StateRequired UI behavior
idleuser can start the action
pendinguser sees progress and duplicate submits are controlled
successUI reflects the authoritative result
emptyabsence of data is explained
partialavailable data remains useful
staleuser knows data may not be current
faileduser can recover, retry, or safely abandon
cancelledold work cannot overwrite newer intent

A senior engineer watches for impossible states: loading and success at once, old filters with new results, disabled forms with no recovery, or "saved" UI before the server accepted the change.
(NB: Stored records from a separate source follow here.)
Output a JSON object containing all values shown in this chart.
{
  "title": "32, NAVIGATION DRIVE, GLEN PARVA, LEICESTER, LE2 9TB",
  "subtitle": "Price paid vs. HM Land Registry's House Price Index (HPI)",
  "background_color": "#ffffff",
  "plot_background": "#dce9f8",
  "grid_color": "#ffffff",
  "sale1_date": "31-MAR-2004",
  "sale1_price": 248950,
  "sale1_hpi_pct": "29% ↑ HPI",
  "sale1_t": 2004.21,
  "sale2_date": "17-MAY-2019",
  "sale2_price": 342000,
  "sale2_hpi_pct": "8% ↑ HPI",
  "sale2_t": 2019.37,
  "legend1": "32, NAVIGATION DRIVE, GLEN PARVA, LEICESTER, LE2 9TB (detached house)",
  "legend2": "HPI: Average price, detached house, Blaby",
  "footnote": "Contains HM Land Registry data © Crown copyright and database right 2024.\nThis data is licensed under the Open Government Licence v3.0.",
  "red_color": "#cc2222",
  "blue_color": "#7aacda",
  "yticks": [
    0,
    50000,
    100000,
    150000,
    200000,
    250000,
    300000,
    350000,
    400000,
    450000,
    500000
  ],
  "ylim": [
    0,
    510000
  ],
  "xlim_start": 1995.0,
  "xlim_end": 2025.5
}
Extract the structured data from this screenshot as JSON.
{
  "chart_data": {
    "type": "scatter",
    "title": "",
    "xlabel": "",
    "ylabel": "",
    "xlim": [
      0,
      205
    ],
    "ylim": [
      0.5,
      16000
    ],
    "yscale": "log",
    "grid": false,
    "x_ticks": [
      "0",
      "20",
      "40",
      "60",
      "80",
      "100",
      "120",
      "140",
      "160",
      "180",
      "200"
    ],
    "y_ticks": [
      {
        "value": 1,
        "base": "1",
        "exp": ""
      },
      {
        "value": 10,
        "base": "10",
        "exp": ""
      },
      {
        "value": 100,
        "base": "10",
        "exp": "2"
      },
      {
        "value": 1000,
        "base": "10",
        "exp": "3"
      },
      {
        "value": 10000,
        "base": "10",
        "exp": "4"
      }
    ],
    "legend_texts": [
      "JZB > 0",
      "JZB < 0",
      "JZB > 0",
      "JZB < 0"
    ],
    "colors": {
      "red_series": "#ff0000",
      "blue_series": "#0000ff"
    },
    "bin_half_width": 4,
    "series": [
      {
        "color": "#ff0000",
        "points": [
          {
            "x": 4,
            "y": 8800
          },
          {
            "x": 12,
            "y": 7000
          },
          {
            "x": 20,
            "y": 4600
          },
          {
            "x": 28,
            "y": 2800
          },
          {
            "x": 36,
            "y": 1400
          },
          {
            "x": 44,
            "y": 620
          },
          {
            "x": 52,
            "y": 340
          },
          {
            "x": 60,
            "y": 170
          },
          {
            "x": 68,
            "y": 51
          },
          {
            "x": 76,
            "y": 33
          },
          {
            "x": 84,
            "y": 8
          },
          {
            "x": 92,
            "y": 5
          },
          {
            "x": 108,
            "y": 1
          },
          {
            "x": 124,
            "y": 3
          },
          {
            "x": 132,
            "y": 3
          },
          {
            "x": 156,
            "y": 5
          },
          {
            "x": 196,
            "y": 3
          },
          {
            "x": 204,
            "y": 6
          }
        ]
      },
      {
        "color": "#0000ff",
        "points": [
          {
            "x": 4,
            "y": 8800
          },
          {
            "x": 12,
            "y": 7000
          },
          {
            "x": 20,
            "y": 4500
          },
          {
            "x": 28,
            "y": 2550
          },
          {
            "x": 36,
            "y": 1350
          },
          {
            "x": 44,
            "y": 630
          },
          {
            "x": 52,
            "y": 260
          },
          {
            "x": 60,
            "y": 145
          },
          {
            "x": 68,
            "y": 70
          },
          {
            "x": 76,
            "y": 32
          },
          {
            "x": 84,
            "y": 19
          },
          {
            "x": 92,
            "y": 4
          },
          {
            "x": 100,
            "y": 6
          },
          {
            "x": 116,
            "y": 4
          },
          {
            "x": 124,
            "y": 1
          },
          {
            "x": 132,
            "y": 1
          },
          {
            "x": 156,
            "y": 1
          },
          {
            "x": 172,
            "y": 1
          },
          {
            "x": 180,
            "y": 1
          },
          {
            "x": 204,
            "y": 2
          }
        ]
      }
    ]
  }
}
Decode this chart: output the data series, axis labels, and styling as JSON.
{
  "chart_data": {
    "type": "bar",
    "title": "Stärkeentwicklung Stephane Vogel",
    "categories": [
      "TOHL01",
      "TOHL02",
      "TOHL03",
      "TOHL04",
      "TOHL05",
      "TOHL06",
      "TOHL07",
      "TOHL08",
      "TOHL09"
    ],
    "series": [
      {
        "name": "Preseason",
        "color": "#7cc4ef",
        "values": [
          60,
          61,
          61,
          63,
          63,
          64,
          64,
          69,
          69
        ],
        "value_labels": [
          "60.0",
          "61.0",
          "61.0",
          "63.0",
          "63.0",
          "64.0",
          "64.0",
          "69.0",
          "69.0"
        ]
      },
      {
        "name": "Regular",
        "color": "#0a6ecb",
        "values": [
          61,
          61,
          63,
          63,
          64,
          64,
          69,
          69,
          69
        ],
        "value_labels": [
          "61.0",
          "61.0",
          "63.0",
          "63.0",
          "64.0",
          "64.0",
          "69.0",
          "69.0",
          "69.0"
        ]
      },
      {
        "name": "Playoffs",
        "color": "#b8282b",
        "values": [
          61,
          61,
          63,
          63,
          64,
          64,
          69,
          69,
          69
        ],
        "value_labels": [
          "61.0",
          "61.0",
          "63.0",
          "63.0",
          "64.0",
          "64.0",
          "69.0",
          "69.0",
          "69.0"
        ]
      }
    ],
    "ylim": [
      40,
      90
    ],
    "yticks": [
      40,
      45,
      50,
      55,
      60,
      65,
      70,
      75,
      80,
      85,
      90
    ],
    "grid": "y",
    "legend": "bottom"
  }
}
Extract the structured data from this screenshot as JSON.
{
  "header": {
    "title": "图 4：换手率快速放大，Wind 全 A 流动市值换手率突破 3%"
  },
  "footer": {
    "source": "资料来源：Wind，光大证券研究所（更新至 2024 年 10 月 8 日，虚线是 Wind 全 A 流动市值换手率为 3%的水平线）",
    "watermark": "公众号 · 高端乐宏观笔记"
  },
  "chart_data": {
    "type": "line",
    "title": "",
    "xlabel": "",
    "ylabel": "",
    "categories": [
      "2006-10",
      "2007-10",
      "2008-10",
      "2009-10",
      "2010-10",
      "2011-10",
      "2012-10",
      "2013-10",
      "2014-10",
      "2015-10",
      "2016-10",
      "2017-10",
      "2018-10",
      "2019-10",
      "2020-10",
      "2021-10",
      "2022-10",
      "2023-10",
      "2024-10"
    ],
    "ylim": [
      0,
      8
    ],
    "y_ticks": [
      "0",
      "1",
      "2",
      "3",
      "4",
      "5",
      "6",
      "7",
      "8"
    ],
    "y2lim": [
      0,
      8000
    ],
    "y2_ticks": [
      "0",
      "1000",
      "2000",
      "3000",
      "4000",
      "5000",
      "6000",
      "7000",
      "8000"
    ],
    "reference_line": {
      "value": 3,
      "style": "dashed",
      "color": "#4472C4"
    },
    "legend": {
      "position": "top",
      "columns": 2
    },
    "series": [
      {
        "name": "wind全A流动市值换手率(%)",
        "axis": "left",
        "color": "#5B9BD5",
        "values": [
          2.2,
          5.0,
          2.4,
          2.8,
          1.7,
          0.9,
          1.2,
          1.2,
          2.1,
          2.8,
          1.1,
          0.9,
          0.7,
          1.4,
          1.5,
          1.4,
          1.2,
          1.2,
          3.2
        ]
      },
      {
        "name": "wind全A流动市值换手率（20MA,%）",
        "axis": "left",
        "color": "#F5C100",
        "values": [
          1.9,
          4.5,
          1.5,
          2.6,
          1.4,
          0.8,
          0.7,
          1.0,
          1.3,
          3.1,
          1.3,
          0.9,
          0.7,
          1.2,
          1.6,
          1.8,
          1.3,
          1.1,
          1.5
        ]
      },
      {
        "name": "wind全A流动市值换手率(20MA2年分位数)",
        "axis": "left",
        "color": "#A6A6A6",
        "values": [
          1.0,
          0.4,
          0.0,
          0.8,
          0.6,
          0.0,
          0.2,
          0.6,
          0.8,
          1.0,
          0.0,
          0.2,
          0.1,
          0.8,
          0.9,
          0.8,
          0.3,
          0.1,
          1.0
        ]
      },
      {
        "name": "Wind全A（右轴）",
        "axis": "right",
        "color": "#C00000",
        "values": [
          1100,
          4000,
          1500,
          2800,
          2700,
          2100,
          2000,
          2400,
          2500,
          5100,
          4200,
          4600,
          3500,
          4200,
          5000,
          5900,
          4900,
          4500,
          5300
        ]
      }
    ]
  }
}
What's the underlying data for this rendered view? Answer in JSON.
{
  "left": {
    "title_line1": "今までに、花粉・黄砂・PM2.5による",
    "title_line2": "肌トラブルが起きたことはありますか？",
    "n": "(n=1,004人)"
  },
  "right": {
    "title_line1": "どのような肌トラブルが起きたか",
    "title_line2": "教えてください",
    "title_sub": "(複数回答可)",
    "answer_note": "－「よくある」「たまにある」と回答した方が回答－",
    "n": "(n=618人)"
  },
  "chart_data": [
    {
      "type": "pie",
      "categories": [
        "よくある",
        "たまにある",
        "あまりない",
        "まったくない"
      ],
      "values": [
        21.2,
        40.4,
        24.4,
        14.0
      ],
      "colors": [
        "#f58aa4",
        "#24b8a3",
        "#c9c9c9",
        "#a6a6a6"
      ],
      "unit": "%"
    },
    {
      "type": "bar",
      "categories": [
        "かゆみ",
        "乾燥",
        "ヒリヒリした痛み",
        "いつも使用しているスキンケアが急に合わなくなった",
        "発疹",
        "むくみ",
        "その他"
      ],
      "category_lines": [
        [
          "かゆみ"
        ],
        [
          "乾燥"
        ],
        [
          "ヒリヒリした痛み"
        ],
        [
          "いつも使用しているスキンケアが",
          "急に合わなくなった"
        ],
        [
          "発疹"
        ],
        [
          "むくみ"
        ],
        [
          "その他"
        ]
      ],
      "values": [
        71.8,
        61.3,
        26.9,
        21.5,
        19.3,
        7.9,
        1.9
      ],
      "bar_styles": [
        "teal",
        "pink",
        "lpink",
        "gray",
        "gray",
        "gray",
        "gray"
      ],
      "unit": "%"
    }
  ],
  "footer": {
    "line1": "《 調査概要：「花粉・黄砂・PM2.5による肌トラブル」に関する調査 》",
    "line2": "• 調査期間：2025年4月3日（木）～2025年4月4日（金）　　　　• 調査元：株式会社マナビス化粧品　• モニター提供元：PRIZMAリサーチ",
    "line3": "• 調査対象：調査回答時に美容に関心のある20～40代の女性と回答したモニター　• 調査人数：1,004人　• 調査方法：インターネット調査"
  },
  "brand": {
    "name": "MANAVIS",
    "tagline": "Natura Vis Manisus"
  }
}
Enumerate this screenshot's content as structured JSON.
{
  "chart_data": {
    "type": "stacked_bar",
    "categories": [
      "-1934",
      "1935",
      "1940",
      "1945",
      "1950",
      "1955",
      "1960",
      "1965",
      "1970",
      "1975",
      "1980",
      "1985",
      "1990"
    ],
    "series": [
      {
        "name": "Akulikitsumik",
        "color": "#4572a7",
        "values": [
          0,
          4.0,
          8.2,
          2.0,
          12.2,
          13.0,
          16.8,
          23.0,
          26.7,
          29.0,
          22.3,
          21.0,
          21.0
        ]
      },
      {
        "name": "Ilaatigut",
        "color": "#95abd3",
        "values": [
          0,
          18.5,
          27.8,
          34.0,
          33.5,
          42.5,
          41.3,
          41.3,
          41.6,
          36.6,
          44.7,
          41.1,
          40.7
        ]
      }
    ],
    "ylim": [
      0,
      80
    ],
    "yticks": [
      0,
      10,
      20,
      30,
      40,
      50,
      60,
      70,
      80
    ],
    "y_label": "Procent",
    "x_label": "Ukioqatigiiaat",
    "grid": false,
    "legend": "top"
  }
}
Memory and lifecycle discipline

Runtime mastery also includes cleanup:

  • abort fetches on navigation or superseded queries
  • unsubscribe from sockets, stores, observers, and timers
  • bound in-memory caches
  • avoid retaining large API responses in closures
  • clear sensitive client state on logout
  • test long-lived tabs, not only fresh reloads

Many production frontend bugs appear after twenty minutes of use, not on first load.

Exercises

Exercise 1 - Click Trace

Pick one user action and write every step from input event to painted result.

Exercise 2 - Waterfall Audit

Open a route in DevTools Network and identify:

  • serial requests
  • duplicate requests
  • cache misses
  • oversized payloads

Exercise 3 - Stale Response Drill

Create a rapid filter-change test. Verify old responses cannot overwrite new results.